In the previous issue, we looked at farmers’ “access to finance” and some of the assumptions often made – we saw that farmers don’t necessarily lack access to finance on the whole, but that they don’t use bank loans a lot. For this issue, I wanted to look at the role of informal lending. Assumptions are often made about transactions in the informal market, and come down to something like:

“Sure, farmers can get a loan if they are desperate, but this puts them at the hands of greedy moneylenders and into a debt-cycle they can never get out of..!”

The non-transparent nature of informal lending – interest rates may not be stated, penalties are not clear, repayment may be in-kind, and so on – can lead to the conclusion that informal lenders are usurious, and they prey on the weak and desperate to maintain a cycle of dependence.  This leads people to conclude that farmers will instantly switch to more formal types of lending when available, or even that policy objectives should focus on eliminating the informal finance sector.

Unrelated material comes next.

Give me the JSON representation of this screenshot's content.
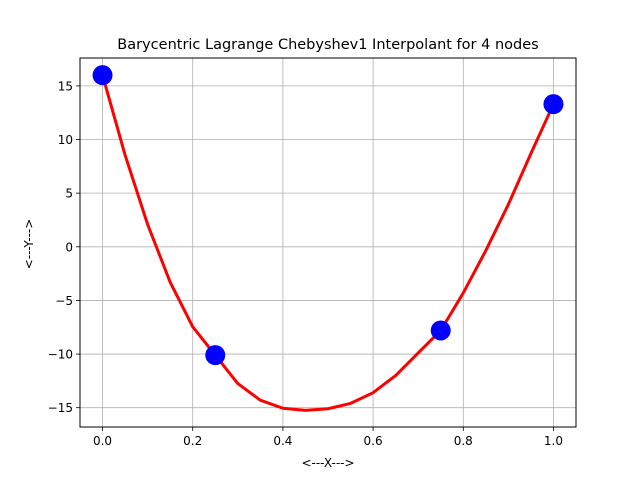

Farmer surveys — at least in Indonesia — usually list multiple sources of informal farmer credit; family, friends, village heads, full-time money lenders, crop collectors, and agro-input shops are all mentioned. In most situations where there is no monopoly, any one lender who consistently abuses his or her power will be in business for, well…, one or two loan cycles at most. This does not discount the many examples of where moneylenders have taken advantage of their position, but it does mean that the informal lending sector as a whole (I would not dare to make a size estimate, but definitely larger than the entire formal agri-finance sector) needs a certain balance between risk and reward to function.

Unfortunately, information about informal lending interest rates is difficult to obtain; rates are not always explicit and can vary a lot by source.  The scarce evidence available does point to higher rates; farmers in West Bengal, India, for example saw moneylender rates averaging at 26% in 2014, substantially above commercial and group lending rates. Other sources confirm that informal lending generally is more flexible, but comes at a premium over formal credit. 

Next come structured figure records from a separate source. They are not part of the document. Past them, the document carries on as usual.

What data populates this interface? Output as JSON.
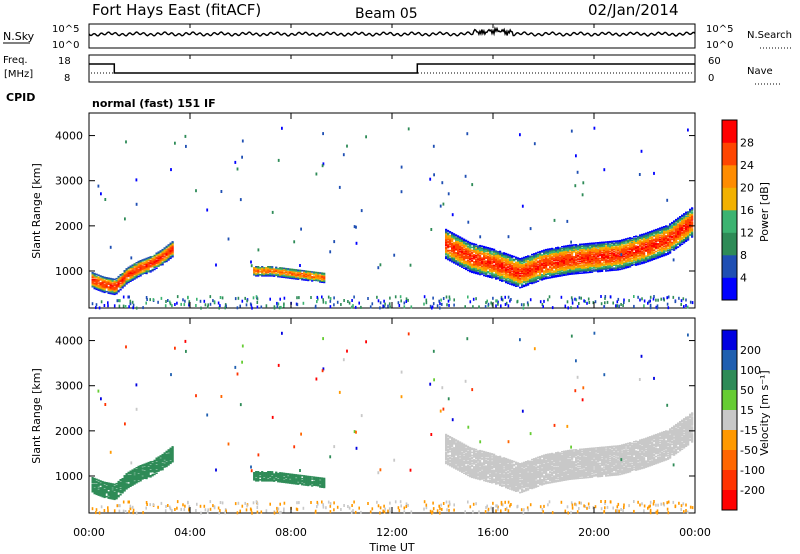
{
  "header": {
    "station": "Fort Hays East (fitACF)",
    "beam": "Beam 05",
    "date": "02/Jan/2014"
  },
  "status": {
    "nsky_label": "N.Sky",
    "nsky_ticks": [
      "10^5",
      "10^0"
    ],
    "nsearch_label": "N.Search",
    "freq_label_1": "Freq.",
    "freq_label_2": "[MHz]",
    "freq_ticks": [
      "18",
      "8"
    ],
    "nave_label": "Nave",
    "nave_ticks": [
      "60",
      "0"
    ],
    "nsky_right_ticks": [
      "10^5",
      "10^0"
    ],
    "cpid_label": "CPID",
    "cpid_text": "normal (fast) 151 IF"
  },
  "axes": {
    "x_ticks": [
      "00:00",
      "04:00",
      "08:00",
      "12:00",
      "16:00",
      "20:00",
      "00:00"
    ],
    "xlabel": "Time UT",
    "ylabel": "Slant Range [km]",
    "y_ticks": [
      "1000",
      "2000",
      "3000",
      "4000"
    ]
  },
  "power_scale": {
    "label": "Power [dB]",
    "ticks": [
      "4",
      "8",
      "12",
      "16",
      "20",
      "24",
      "28"
    ],
    "colors": [
      "#0000ff",
      "#1f4fb3",
      "#2e8b57",
      "#3cb371",
      "#f2b100",
      "#ff8c00",
      "#ff4500",
      "#ff0000"
    ]
  },
  "velocity_scale": {
    "label": "Velocity [m s⁻¹]",
    "ticks": [
      "200",
      "100",
      "50",
      "15",
      "-15",
      "-50",
      "-100",
      "-200"
    ],
    "colors": [
      "#0000e0",
      "#1f5fb0",
      "#2e8b57",
      "#66cc33",
      "#c8c8c8",
      "#ff9900",
      "#ff6600",
      "#ff3300",
      "#ff0000"
    ]
  },
  "chart_data": {
    "type": "heatmap",
    "x_range_hours": [
      0,
      24
    ],
    "y_range_km": [
      180,
      4500
    ],
    "freq_mhz": [
      {
        "from_hour": 0,
        "to_hour": 1,
        "value": 14
      },
      {
        "from_hour": 1,
        "to_hour": 13,
        "value": 10
      },
      {
        "from_hour": 13,
        "to_hour": 24,
        "value": 14
      }
    ],
    "power_bands": [
      {
        "start_hour": 0.1,
        "end_hour": 3.3,
        "center_km": [
          800,
          700,
          650,
          900,
          1050,
          1150,
          1300,
          1500
        ],
        "width_km": 350,
        "peak_db": 28
      },
      {
        "start_hour": 6.5,
        "end_hour": 9.3,
        "center_km": [
          1000,
          1000,
          950,
          900,
          850
        ],
        "width_km": 220,
        "peak_db": 24
      },
      {
        "start_hour": 14.1,
        "end_hour": 23.9,
        "center_km": [
          1600,
          1300,
          1150,
          950,
          1150,
          1250,
          1300,
          1350,
          1500,
          1700,
          2100
        ],
        "width_km": 650,
        "peak_db": 28
      }
    ],
    "velocity_bands": [
      {
        "start_hour": 0.1,
        "end_hour": 3.3,
        "center_km": [
          800,
          700,
          650,
          900,
          1050,
          1150,
          1300,
          1500
        ],
        "width_km": 350,
        "velocity": 40
      },
      {
        "start_hour": 6.5,
        "end_hour": 9.3,
        "center_km": [
          1000,
          1000,
          950,
          900,
          850
        ],
        "width_km": 220,
        "velocity": 40
      },
      {
        "start_hour": 14.1,
        "end_hour": 23.9,
        "center_km": [
          1600,
          1300,
          1150,
          950,
          1150,
          1250,
          1300,
          1350,
          1500,
          1700,
          2100
        ],
        "width_km": 650,
        "velocity": 0
      }
    ]
  }
}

It appears that where more flexibility is required (no collateral, fast money, more personal contact, individual loan terms, possibility to roll over, and so on), the cost of lending goes up. Perhaps informal lending is somewhat like credit card debt for the modern, urban consumer – we all know card companies charge very high interest rates, but appreciate the flexibility, and do lean on it occasionally when we’re in need, without (always) blaming the industry for our woes.

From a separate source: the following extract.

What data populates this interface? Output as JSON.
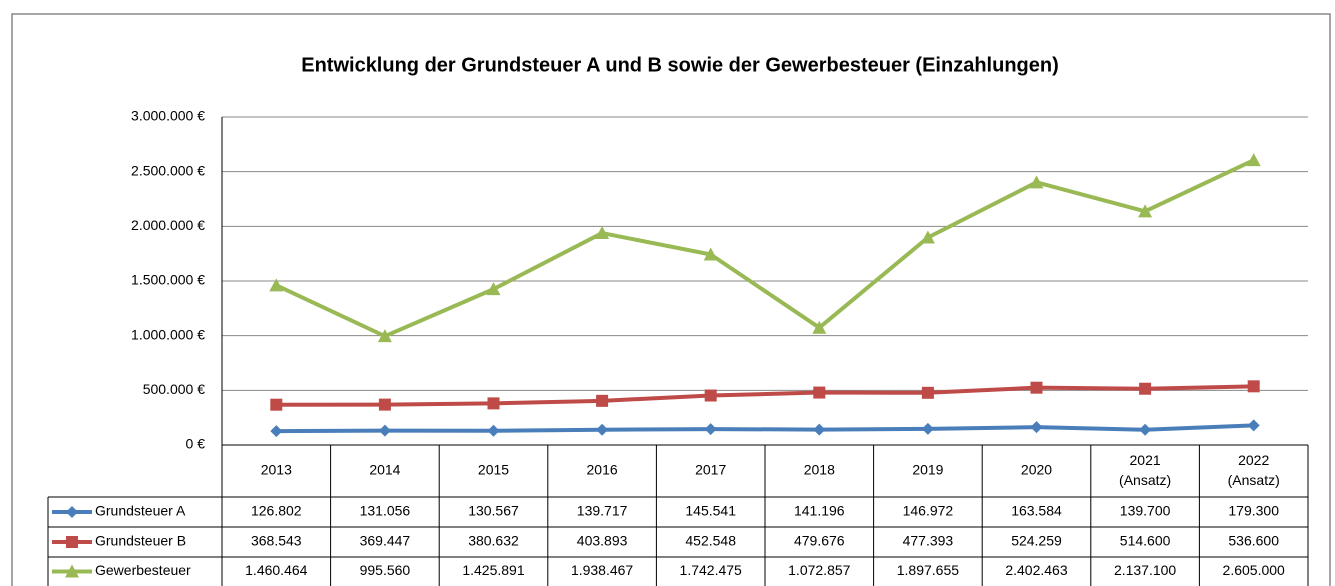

Besides interest rates, we can also look at farmer preferences — if bank lending is so much cheaper, surely farmers must prefer it. In 2012, an IFC survey put farmer preference between banks and middlemen pretty much equal, even after 1-2 cycles of bank lending (banks scored 3.3 out of 5; middlemen 3.2). Farmers liked banks because they expand their (social) network, and provide a more transparent product. They like middlemen because loans are more flexible, can be turned over, and come to their house. Recent surveys in Indonesia (Swisscontact) suggest that farmers who borrow from local traders actually receive a better price for their cocoa then those that do not.  It is not clear what exactly is at play here, but it seems to contradict the idea that farmers live at the mercy of middlemen who abuse their power position for their own enrichment.

The informal sector itself is far from uniform, and rates, terms and conditions vary substantially. Informal interest rates tend to be higher (at least with professional moneylenders), but lending is more flexible (more personalized and faster). Overall, farmers seem to appreciate the informal offering and accept the difference in terms, recognizing the limitations of using informal financing for longer term investments. All this paints quite a different picture from ‘usurious moneylenders praying on the weak and desperate’ that we find with some frequency in agri-finance discussions.